Jesper Gregersen

Personal information
- Date of birth: 21 August 2004 (age 22)
- Place of birth: Kristiansand, Norway
- Height: 1.89 m (6 ft 2 in)
- Position: Midfielder

Team information
- Current team: Egersund on loan from Sarpsborg 08
- Number: 25

Youth career
- –2021: Start

Senior career*
- Years: Team / Apps / (Gls)
- 2022–2024: Start / 36 / (2)
- 2024–: Sarpsborg 08 / 4 / (0)
- 2025: → Aalesund (loan) / 5 / (0)
- 2025: → Bryne (loan) / 9 / (0)
- 2026–: → Egersund (loan) / 12 / (1)

International career^{‡}
- 2023: Norway U20 / 3 / (2)

= Jesper Gregersen =

Norwegian footballer (born 2004)

Jesper Gregersen (born 21 August 2004) is a Norwegian footballer who plays as a midfielder for Egersunds IK on loan from Sarpsborg 08.

==Career==
Born in Kristiansand, he came up through the academy of IK Start where he made his senior debut in the 2022 1. divisjon. In October 2023 he was selected for international duty for the first time, making his debut for Norway U20, even scoring 2 goals in 3 matches.

Ahead of the 2024 season, Fredrikstad FK placed bids on the player, which were however rejected by Start. In the summer of 2024, Gregersen chose to leave Start and signed a long-term contract with Sarpsborg 08. He made his debut in the Eliteserien in August 2024 against Bodø/Glimt, ending in a 6–0 loss. In the same year, he was sidelined by an ankle injury.

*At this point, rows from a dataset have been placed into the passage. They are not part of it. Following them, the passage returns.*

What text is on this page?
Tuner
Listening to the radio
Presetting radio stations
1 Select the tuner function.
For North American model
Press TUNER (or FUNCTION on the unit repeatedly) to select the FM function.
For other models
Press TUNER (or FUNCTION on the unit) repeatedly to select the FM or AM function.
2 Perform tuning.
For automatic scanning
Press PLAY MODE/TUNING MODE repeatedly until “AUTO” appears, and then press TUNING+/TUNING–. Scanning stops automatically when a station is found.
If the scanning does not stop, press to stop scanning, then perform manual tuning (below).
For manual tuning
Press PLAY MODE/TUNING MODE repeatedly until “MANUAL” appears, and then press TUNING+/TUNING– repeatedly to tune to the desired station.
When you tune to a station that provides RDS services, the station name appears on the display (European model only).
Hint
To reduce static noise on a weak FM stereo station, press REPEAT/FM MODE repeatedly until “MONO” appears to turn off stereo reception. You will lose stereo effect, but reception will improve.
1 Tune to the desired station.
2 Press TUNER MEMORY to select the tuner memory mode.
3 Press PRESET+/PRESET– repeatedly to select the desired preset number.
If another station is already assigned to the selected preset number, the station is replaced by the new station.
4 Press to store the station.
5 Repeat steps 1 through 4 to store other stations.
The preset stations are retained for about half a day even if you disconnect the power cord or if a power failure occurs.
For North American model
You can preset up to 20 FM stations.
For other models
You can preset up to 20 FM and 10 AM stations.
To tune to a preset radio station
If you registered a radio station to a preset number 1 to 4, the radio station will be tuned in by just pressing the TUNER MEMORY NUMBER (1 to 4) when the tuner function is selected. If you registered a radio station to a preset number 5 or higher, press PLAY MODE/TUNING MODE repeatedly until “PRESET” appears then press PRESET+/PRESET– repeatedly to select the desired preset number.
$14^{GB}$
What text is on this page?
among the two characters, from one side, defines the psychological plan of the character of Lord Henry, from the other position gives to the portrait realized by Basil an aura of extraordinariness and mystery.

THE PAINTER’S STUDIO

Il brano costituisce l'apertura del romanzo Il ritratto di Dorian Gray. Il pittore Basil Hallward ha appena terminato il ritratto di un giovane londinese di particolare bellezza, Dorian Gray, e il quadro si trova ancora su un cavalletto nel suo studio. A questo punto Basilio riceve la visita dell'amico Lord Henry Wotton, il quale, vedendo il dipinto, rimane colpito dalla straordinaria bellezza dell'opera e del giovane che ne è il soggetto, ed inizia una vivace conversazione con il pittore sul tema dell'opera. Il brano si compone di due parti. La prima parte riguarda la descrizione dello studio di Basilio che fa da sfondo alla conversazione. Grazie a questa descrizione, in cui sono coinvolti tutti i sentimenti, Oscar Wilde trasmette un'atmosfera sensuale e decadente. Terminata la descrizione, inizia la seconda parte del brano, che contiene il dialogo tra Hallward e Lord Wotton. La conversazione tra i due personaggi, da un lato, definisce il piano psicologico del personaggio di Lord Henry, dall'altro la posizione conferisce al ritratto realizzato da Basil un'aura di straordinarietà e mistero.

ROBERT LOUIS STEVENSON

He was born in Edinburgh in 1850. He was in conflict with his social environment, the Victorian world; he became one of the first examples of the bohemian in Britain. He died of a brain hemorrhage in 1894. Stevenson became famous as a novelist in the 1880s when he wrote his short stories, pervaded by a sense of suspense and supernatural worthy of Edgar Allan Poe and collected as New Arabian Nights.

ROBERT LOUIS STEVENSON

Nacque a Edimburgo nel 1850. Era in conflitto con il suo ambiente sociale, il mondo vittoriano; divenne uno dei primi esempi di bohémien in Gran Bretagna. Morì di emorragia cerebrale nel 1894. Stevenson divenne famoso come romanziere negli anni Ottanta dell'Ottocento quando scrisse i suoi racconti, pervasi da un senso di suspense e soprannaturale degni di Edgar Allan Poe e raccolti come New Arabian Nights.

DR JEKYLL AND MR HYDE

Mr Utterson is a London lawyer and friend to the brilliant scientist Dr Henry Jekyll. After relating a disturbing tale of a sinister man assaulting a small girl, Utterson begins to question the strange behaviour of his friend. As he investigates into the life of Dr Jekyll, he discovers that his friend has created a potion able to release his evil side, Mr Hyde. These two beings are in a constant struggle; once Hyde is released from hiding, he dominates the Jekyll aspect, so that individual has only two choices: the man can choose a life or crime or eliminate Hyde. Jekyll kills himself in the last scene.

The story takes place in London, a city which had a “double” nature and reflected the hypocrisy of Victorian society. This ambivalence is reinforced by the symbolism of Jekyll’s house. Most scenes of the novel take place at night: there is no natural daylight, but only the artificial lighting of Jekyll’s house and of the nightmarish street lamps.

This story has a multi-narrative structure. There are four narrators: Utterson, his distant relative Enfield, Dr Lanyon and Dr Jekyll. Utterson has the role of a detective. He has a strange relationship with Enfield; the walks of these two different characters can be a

He was not quite in contention for a starting place at S08, and in 2025 he was therefore loaned out to second-tier club Aalesunds FK. The loan lasted from April to June. After the loan ended, Gregersen went on a new loan (with an option to buy) to Bryne FK, who had previously wanted the player's signature. With Bryne he suffered relegation from the 2025 Eliteserien, succumbing to his previous club Aalesund in a playoff. Another loan followed, at Egersunds IK, lasting from April to July 2026.